Io credo che ci sia effettivamente questo tipo di problema quando ci deve essere interscambio di documenti tra soggetti che collaborano allo stesso livello.
Penso alle situazioni in cui stai lavorando a parte di un documento, e magari ti stai divertendo anche a farlo con LaTeX, ma poi il tuo lavoro deve essere integrato con quello di qualcuno che usa Word… Sembra un dramma.
Ovviamente questa non è una situazione realistica. Nella realtà delle cose è chiaro che si decide prima con quale strumento comporre il documento. E se si sceglie Word uno ci mette una pietra sopra, o al massimo lavora con OpenOffice.
Nei casi in cui c’è interscambio di documenti tra soggetti che hanno ruoli decisamente
diversi, come quando un relatore deve correzione le bozze di tesi di un laureando o una laureanda, credo che il problema non sia insormontabile.
Non mi risulta che i relatori abbiano così tanto tempo da dedicare alla scrittura di pezzi di tesi. Essi piuttosto apportano delle correzioni qua e là, cancellature o suggerimenti di modifica.
Quando correggo le tesi dei miei studenti anch’io preferisco lavorare sulla versione elettronica del documento.

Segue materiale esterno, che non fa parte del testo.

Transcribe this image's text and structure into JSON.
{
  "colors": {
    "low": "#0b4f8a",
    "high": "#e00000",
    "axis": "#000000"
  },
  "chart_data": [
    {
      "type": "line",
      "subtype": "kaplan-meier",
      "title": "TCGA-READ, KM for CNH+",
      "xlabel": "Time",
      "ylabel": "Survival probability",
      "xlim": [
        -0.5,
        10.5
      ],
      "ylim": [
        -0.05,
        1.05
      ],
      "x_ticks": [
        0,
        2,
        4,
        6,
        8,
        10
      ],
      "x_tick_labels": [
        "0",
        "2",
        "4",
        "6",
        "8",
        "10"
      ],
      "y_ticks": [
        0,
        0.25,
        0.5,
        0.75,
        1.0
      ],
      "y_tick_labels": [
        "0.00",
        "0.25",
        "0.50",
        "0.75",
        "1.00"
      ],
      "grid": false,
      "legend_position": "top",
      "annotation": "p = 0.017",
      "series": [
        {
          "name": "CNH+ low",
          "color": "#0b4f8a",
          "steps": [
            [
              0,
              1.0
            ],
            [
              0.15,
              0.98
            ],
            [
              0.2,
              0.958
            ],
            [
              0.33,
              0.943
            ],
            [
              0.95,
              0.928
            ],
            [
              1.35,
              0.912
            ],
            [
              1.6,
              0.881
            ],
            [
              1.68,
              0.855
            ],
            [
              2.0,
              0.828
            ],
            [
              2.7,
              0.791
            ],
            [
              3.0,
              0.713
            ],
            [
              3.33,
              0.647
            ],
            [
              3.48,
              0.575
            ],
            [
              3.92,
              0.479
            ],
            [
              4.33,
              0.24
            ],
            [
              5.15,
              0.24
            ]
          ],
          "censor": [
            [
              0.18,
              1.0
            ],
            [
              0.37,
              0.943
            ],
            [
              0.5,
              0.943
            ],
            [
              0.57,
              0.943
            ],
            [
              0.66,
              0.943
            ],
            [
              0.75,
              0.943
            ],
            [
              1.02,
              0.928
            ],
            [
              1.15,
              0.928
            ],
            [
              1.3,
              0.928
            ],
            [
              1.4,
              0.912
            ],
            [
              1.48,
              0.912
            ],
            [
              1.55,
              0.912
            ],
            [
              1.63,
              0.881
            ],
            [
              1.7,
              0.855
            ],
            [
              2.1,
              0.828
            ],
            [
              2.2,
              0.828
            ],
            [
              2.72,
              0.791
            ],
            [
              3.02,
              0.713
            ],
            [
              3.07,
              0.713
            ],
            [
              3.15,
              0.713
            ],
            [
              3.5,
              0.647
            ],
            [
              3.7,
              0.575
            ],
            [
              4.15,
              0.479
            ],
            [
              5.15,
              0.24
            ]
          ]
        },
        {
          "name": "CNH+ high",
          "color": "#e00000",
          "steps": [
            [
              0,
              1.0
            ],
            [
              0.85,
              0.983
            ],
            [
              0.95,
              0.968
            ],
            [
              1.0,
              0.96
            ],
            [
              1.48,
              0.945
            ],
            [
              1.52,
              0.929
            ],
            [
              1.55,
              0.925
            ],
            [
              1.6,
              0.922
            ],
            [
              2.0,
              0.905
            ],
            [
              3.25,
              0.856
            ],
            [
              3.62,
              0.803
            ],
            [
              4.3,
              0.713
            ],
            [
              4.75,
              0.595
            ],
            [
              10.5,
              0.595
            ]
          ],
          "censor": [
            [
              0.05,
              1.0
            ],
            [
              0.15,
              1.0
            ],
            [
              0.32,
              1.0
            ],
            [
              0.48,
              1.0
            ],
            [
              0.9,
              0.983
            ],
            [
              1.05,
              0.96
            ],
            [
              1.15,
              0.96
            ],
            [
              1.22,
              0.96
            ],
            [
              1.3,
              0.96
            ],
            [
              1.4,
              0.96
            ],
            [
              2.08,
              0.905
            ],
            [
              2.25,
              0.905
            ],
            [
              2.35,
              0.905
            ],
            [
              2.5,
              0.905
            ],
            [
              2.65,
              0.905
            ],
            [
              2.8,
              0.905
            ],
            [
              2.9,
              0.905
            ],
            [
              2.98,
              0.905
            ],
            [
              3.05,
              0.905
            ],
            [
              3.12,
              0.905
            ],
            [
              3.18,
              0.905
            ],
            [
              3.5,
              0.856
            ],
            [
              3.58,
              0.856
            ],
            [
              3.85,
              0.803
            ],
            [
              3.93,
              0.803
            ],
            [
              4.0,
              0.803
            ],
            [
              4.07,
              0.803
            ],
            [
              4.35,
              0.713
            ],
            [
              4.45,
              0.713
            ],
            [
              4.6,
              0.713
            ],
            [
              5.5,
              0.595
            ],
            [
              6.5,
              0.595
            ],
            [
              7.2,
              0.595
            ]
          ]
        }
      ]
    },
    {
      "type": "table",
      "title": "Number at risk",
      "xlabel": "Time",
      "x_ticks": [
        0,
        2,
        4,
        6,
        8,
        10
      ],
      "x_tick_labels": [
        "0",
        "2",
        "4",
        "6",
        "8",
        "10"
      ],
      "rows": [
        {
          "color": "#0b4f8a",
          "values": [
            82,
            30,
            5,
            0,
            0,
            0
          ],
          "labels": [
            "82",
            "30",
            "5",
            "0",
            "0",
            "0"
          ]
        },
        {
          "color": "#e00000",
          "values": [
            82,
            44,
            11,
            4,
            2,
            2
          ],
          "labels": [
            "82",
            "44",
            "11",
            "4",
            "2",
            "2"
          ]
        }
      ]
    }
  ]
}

Scorro il file PDF ed inserisco le mie annotazioni. Non è né più né meno che un tipico lavoro di revisione redazionale.
Un approccio alternativo è, sempre che la pazienza del revisore lo permetta, scrivere in un file di testo: (1) la posizione della correzione (pagina e riga dall’alto o dall’alto), (2) la frase da cambiare, (3) come va cambiata la frase o cosa va aggiunto o tolto.